Morton David Goldberg is a partner with Cowan, Liebowitz & Latman, a New York City firm that represents publishers, entertainment corporations and music consumers, and one of the nation's leading experts on intellectual properties. He says the Bono Act was approved to bring U.S. policy in line with European Union countries that honor copyrights for seventy years: "The only way the U.S. copyright owners would get the benefit of the additional twenty years in Europe is by having the additional twenty-year term in the U. S."
Koenigsberg says the laws have great benefits for the United States as a whole. "Copyrights are an export product," he says. "We get far more money from foreign countries for the use of American copyrights than we pay for the use of foreign copyrights here in the United States. We have a trade surplus in copyrights. That means money and jobs for the United States economy."

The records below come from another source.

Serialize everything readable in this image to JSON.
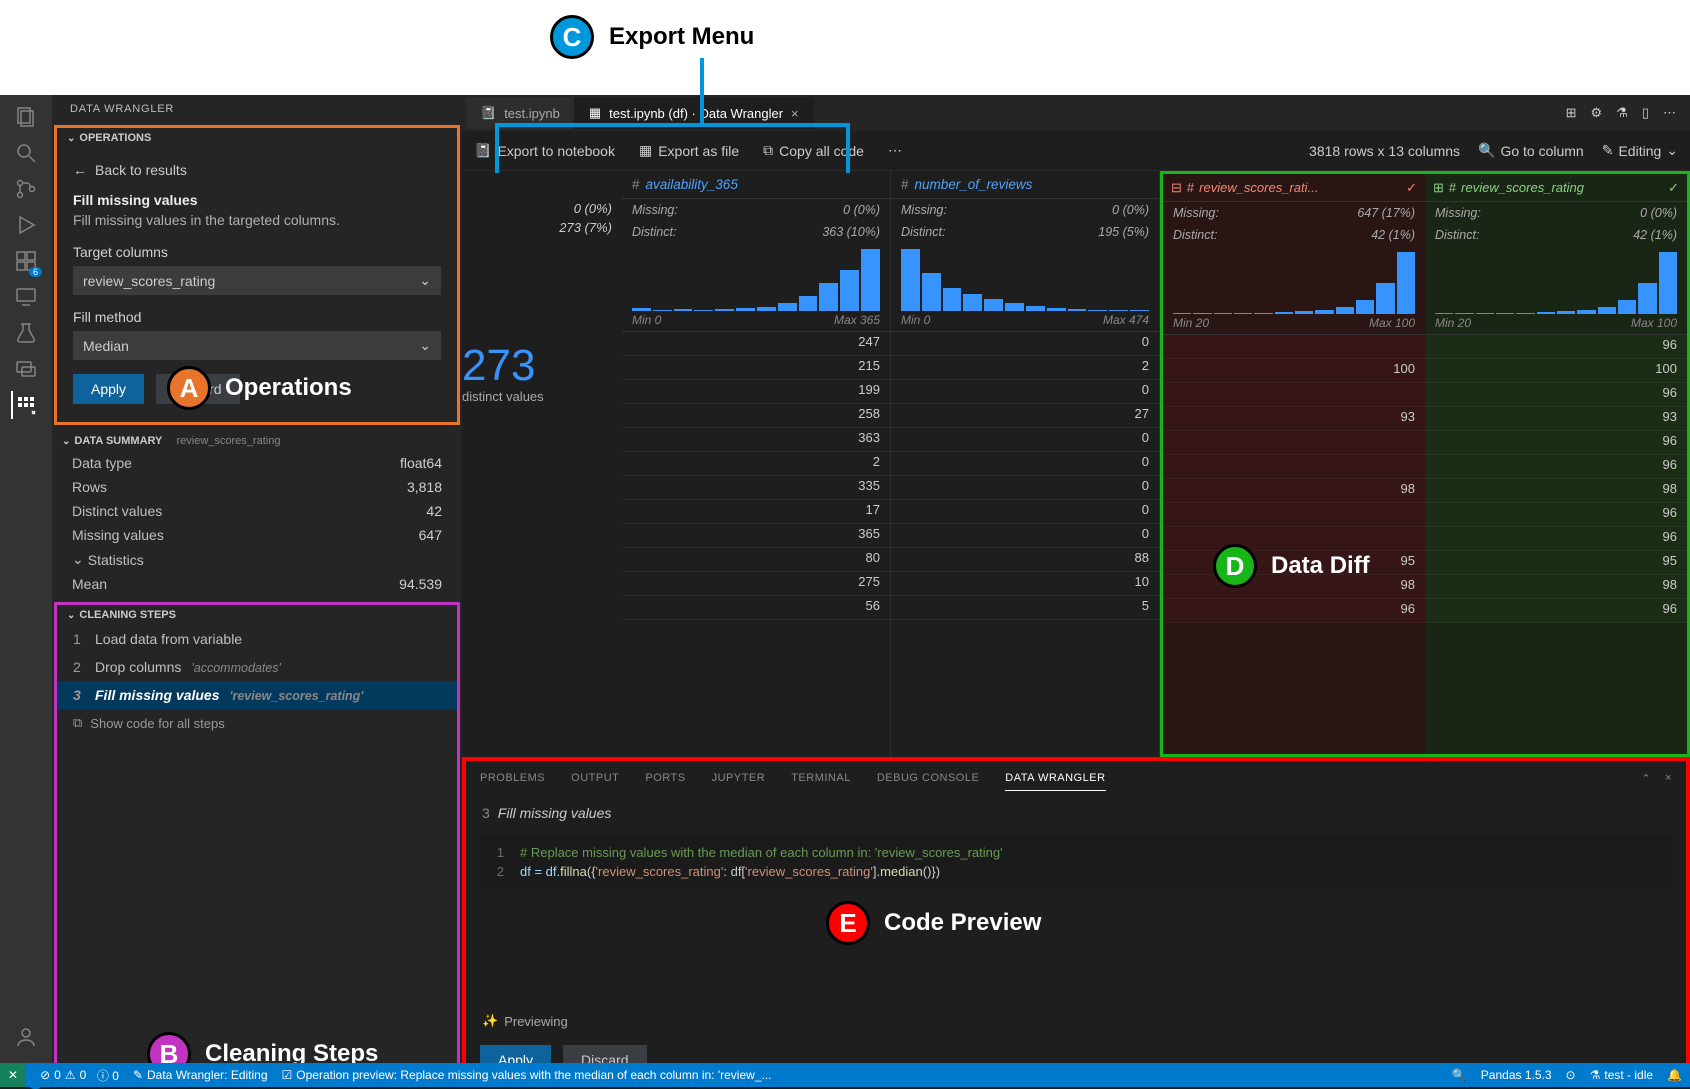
{
  "annotations": {
    "C": {
      "letter": "C",
      "label": "Export Menu"
    },
    "A": {
      "letter": "A",
      "label": "Operations"
    },
    "B": {
      "letter": "B",
      "label": "Cleaning Steps"
    },
    "D": {
      "letter": "D",
      "label": "Data Diff"
    },
    "E": {
      "letter": "E",
      "label": "Code Preview"
    }
  },
  "sidebar": {
    "title": "DATA WRANGLER",
    "operations": {
      "head": "OPERATIONS",
      "back": "Back to results",
      "op_title": "Fill missing values",
      "op_desc": "Fill missing values in the targeted columns.",
      "target_label": "Target columns",
      "target_value": "review_scores_rating",
      "method_label": "Fill method",
      "method_value": "Median",
      "apply": "Apply",
      "discard": "Discard"
    },
    "summary": {
      "head": "DATA SUMMARY",
      "col": "review_scores_rating",
      "rows": [
        {
          "k": "Data type",
          "v": "float64"
        },
        {
          "k": "Rows",
          "v": "3,818"
        },
        {
          "k": "Distinct values",
          "v": "42"
        },
        {
          "k": "Missing values",
          "v": "647"
        }
      ],
      "stats_head": "Statistics",
      "mean": {
        "k": "Mean",
        "v": "94.539"
      }
    },
    "cleaning": {
      "head": "CLEANING STEPS",
      "steps": [
        {
          "n": "1",
          "label": "Load data from variable",
          "param": ""
        },
        {
          "n": "2",
          "label": "Drop columns",
          "param": "'accommodates'"
        },
        {
          "n": "3",
          "label": "Fill missing values",
          "param": "'review_scores_rating'"
        }
      ],
      "show_code": "Show code for all steps"
    }
  },
  "tabs": {
    "t1": "test.ipynb",
    "t2_prefix": "test.ipynb (df)",
    "t2_suffix": "Data Wrangler",
    "icons": {
      "layout": "⊞",
      "settings": "⚙",
      "beaker": "⚗",
      "panel": "▯",
      "more": "⋯"
    }
  },
  "toolbar": {
    "export_nb": "Export to notebook",
    "export_file": "Export as file",
    "copy_code": "Copy all code",
    "more": "⋯",
    "shape": "3818 rows x 13 columns",
    "goto": "Go to column",
    "mode": "Editing"
  },
  "grid": {
    "first_meta": {
      "missing": "0 (0%)",
      "distinct": "273 (7%)",
      "big": "273",
      "big_sub": "distinct values"
    },
    "columns": [
      {
        "name": "availability_365",
        "type": "#",
        "missing": "0 (0%)",
        "distinct": "363 (10%)",
        "min": "Min 0",
        "max": "Max 365",
        "hist": [
          4,
          2,
          3,
          2,
          3,
          4,
          6,
          12,
          22,
          40,
          60,
          90
        ],
        "cells": [
          "247",
          "215",
          "199",
          "258",
          "363",
          "2",
          "335",
          "17",
          "365",
          "80",
          "275",
          "56"
        ]
      },
      {
        "name": "number_of_reviews",
        "type": "#",
        "missing": "0 (0%)",
        "distinct": "195 (5%)",
        "min": "Min 0",
        "max": "Max 474",
        "hist": [
          90,
          55,
          34,
          24,
          18,
          12,
          8,
          5,
          3,
          2,
          1,
          1
        ],
        "cells": [
          "0",
          "2",
          "0",
          "27",
          "0",
          "0",
          "0",
          "0",
          "0",
          "88",
          "10",
          "5"
        ]
      }
    ],
    "diff": {
      "left": {
        "name": "review_scores_rati...",
        "icon": "⊟",
        "missing": "647 (17%)",
        "distinct": "42 (1%)",
        "min": "Min 20",
        "max": "Max 100",
        "hist": [
          1,
          1,
          1,
          2,
          2,
          3,
          4,
          6,
          10,
          20,
          45,
          90
        ],
        "cells": [
          "",
          "100",
          "",
          "93",
          "",
          "",
          "98",
          "",
          "",
          "95",
          "98",
          "96"
        ]
      },
      "right": {
        "name": "review_scores_rating",
        "icon": "⊞",
        "missing": "0 (0%)",
        "distinct": "42 (1%)",
        "min": "Min 20",
        "max": "Max 100",
        "hist": [
          1,
          1,
          1,
          2,
          2,
          3,
          4,
          6,
          10,
          20,
          45,
          90
        ],
        "cells": [
          "96",
          "100",
          "96",
          "93",
          "96",
          "96",
          "98",
          "96",
          "96",
          "95",
          "98",
          "96"
        ]
      }
    }
  },
  "panel": {
    "tabs": [
      "PROBLEMS",
      "OUTPUT",
      "PORTS",
      "JUPYTER",
      "TERMINAL",
      "DEBUG CONSOLE",
      "DATA WRANGLER"
    ],
    "active": "DATA WRANGLER",
    "step_n": "3",
    "step_title": "Fill missing values",
    "code": {
      "l1": "# Replace missing values with the median of each column in: 'review_scores_rating'",
      "l2_a": "df = df.",
      "l2_b": "fillna",
      "l2_c": "({",
      "l2_d": "'review_scores_rating'",
      "l2_e": ": df[",
      "l2_f": "'review_scores_rating'",
      "l2_g": "].",
      "l2_h": "median",
      "l2_i": "()})"
    },
    "previewing": "Previewing",
    "apply": "Apply",
    "discard": "Discard"
  },
  "statusbar": {
    "errors": "0",
    "warnings": "0",
    "wrangler": "Data Wrangler: Editing",
    "preview": "Operation preview: Replace missing values with the median of each column in: 'review_...",
    "pandas": "Pandas 1.5.3",
    "kernel": "test - idle"
  },
  "activity_badges": {
    "ext": "6",
    "settings": "1"
  },
  "colors": {
    "accent": "#007acc",
    "orange": "#e8742c",
    "purple": "#c233c2",
    "green": "#17b517",
    "red": "#ff0000",
    "cyan": "#0098db"
  }
}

But according to Stanford's Lee, Congress's decision to extend copyrights for twenty years was the result of pressure from both foreign and domestic parties, including Capitol Hill lobbyists. On an international level, U.S negotiators were willing to give up access to works in the public domain in order to gain other benefits for America. "If you want to bargain with another country," Lee says, "you're going to be trading little chits." Stateside, "you get powerful copyright holders that lobby Congress at key moments when their copyrighted works might fall into public domain." The Bono Act, he points out, has been dubbed the "Mickey Mouse Protection Act" by its opponents. "The first movie with Mickey Mouse was to fall into the public domain had the extension not been enacted." (Works for hire, as Mickey Mouse was for Disney, already receive the protection of an extra 25 years.)

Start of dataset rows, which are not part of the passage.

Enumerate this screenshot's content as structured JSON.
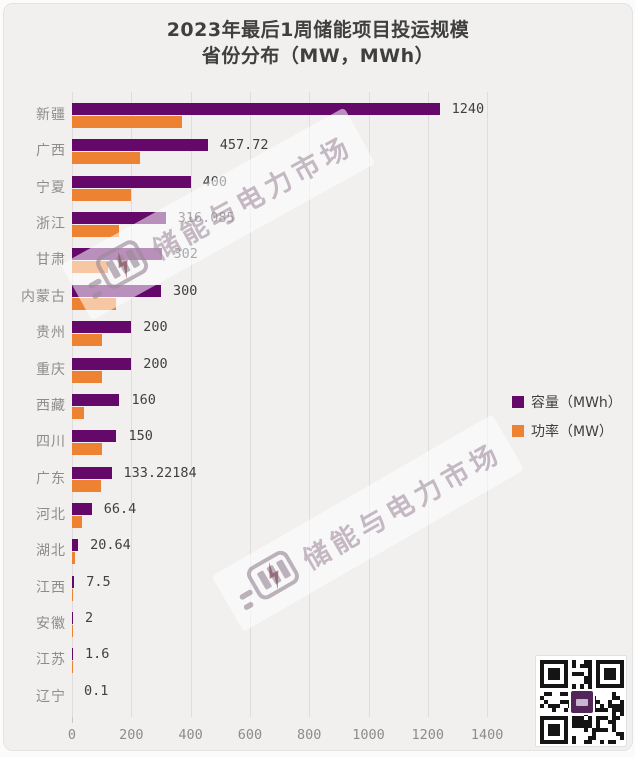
{
  "title": {
    "line1": "2023年最后1周储能项目投运规模",
    "line2": "省份分布（MW，MWh）"
  },
  "legend": [
    {
      "label": "容量（MWh）",
      "color": "#640969"
    },
    {
      "label": "功率（MW）",
      "color": "#ee8233"
    }
  ],
  "watermark": {
    "text": "储能与电力市场"
  },
  "chart_data": {
    "type": "bar",
    "orientation": "horizontal",
    "title": "2023年最后1周储能项目投运规模 省份分布（MW，MWh）",
    "categories": [
      "新疆",
      "广西",
      "宁夏",
      "浙江",
      "甘肃",
      "内蒙古",
      "贵州",
      "重庆",
      "西藏",
      "四川",
      "广东",
      "河北",
      "湖北",
      "江西",
      "安徽",
      "江苏",
      "辽宁"
    ],
    "series": [
      {
        "name": "容量（MWh）",
        "color": "#640969",
        "values": [
          1240,
          457.72,
          400,
          316.085,
          302,
          300,
          200,
          200,
          160,
          150,
          133.22184,
          66.4,
          20.64,
          7.5,
          2,
          1.6,
          0.1
        ],
        "data_labels": [
          "1240",
          "457.72",
          "400",
          "316.085",
          "302",
          "300",
          "200",
          "200",
          "160",
          "150",
          "133.22184",
          "66.4",
          "20.64",
          "7.5",
          "2",
          "1.6",
          "0.1"
        ]
      },
      {
        "name": "功率（MW）",
        "color": "#ee8233",
        "values": [
          370,
          230,
          200,
          158,
          120,
          150,
          100,
          100,
          40,
          100,
          98,
          33.2,
          10,
          4,
          1,
          0.8,
          0.05
        ],
        "estimated": true
      }
    ],
    "x_ticks": [
      0,
      200,
      400,
      600,
      800,
      1000,
      1200,
      1400
    ],
    "x_tick_labels": [
      "0",
      "200",
      "400",
      "600",
      "800",
      "1000",
      "1200",
      "1400"
    ],
    "xlim": [
      0,
      1400
    ],
    "grid": "vertical",
    "legend_position": "right",
    "data_labels_on": "容量（MWh）"
  }
}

Representatives at two of the nation's largest music publishers declined to comment on Golan's pending federal case -- which is expected to be reviewed by the court this summer -- as did a spokesman for the U.S. Office of the Attorney General. In a brief filed in response to the complaint, U.S. attorneys claim that Congress has the right to extend copyrights to works whose protection is due to expire, and that it has done so several times in the nation's history. (The most recent extension was in 1978.) Regarding the URAA, government attorneys believe that powers granted to Congress through international treaty practices allow them to place public-domain work back under copyright protection. "Plaintiff's suit should be dismissed," reads the brief, "because so long as the Constitution delegates to Congress the power to pass a statute, and the statute does not trample on other parts of the Constitution, that statute is acceptable."

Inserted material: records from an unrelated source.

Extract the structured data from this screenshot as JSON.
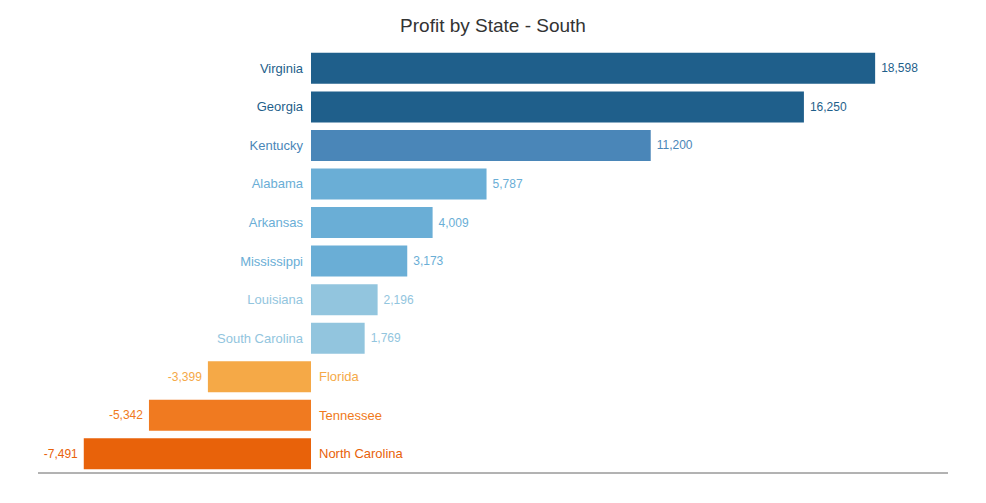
{
  "chart_data": {
    "type": "bar",
    "orientation": "horizontal",
    "title": "Profit by State - South",
    "categories": [
      "Virginia",
      "Georgia",
      "Kentucky",
      "Alabama",
      "Arkansas",
      "Mississippi",
      "Louisiana",
      "South Carolina",
      "Florida",
      "Tennessee",
      "North Carolina"
    ],
    "values": [
      18598,
      16250,
      11200,
      5787,
      4009,
      3173,
      2196,
      1769,
      -3399,
      -5342,
      -7491
    ],
    "value_labels": [
      "18,598",
      "16,250",
      "11,200",
      "5,787",
      "4,009",
      "3,173",
      "2,196",
      "1,769",
      "-3,399",
      "-5,342",
      "-7,491"
    ],
    "colors": [
      "#1f5f8b",
      "#1f5f8b",
      "#4a86b8",
      "#6aaed6",
      "#6aaed6",
      "#6aaed6",
      "#92c5de",
      "#92c5de",
      "#f5a947",
      "#f07a20",
      "#e8620a"
    ],
    "xlim": [
      -9000,
      21000
    ],
    "xticks": [],
    "data_labels": true,
    "tick_labels": false,
    "grid": false
  }
}
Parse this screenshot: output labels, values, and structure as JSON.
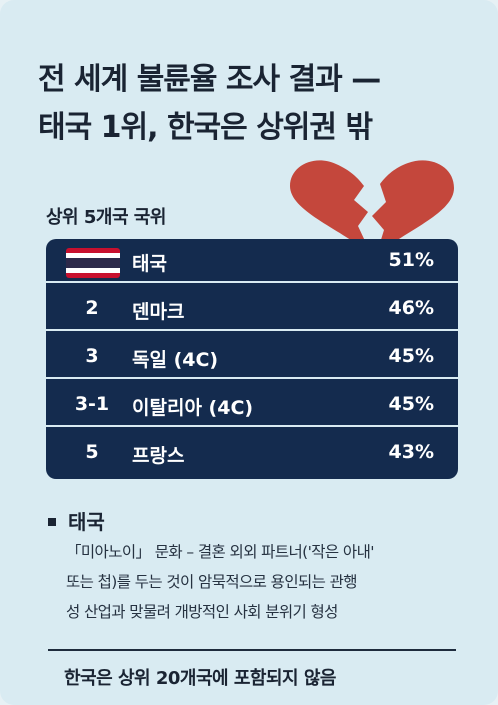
{
  "title_line1": "전 세계 불륜율 조사 결과 —",
  "title_line2": "태국 1위, 한국은 상위권 밖",
  "section_label": "상위 5개국 국위",
  "rows": [
    {
      "rank": "",
      "name": "태국",
      "pct": "51%",
      "has_flag": true
    },
    {
      "rank": "2",
      "name": "덴마크",
      "pct": "46%"
    },
    {
      "rank": "3",
      "name": "독일 (4C)",
      "pct": "45%"
    },
    {
      "rank": "3-1",
      "name": "이탈리아 (4C)",
      "pct": "45%"
    },
    {
      "rank": "5",
      "name": "프랑스",
      "pct": "43%"
    }
  ],
  "note": {
    "heading": "태국",
    "line1": "「미아노이」 문화 – 결혼 외외 파트너('작은 아내'",
    "line2": "또는 첩)를 두는 것이 암묵적으로 용인되는 관행",
    "line3": "성 산업과 맞물려 개방적인 사회 분위기 형성"
  },
  "footer": "한국은 상위 20개국에 포함되지 않음",
  "colors": {
    "background": "#d9ebf2",
    "table": "#142b4e",
    "heart": "#c4473c",
    "flag_red": "#c8102e",
    "flag_blue": "#2d2a4a"
  },
  "icons": [
    "broken-heart-icon",
    "thailand-flag-icon"
  ]
}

In the meantime, Golan and his allies want the rest of the nation to know about the cost of these laws that they say "are preventing the majority of the audiences of the world from hearing all this great music."
"It's like saying people can't go see a Monet or a Picasso because you're charging people a thousand dollars to see it," Golan says. A composer himself, he's also not worried about the impact lost royalties might have on his peers. "Creative inspiration comes from somewhere else, and if you happen to get paid for it, great."
"The focus of the case," Lee says, "is to voice the public's right to works in the public domain. Some of these acts were enacted with very little, if any, voice expressed by the public to see how the public's being harmed. We have to think about what kind of society we want in terms of how freely information can flow."
"We want to have variety," CSO's Betancourt says. "If we have to rent 'Peter and the Wolf,' that will be a very big issue. The cost would be almost impossible. Only big orchestras will be able to afford it; it will fade away. And it's a staple of music education all over the world."
"As a conductor, one of my primary missions is audience development, to help revive an art that one can argue is graying these days," Golan says. "Anything that hinders that has to be fought."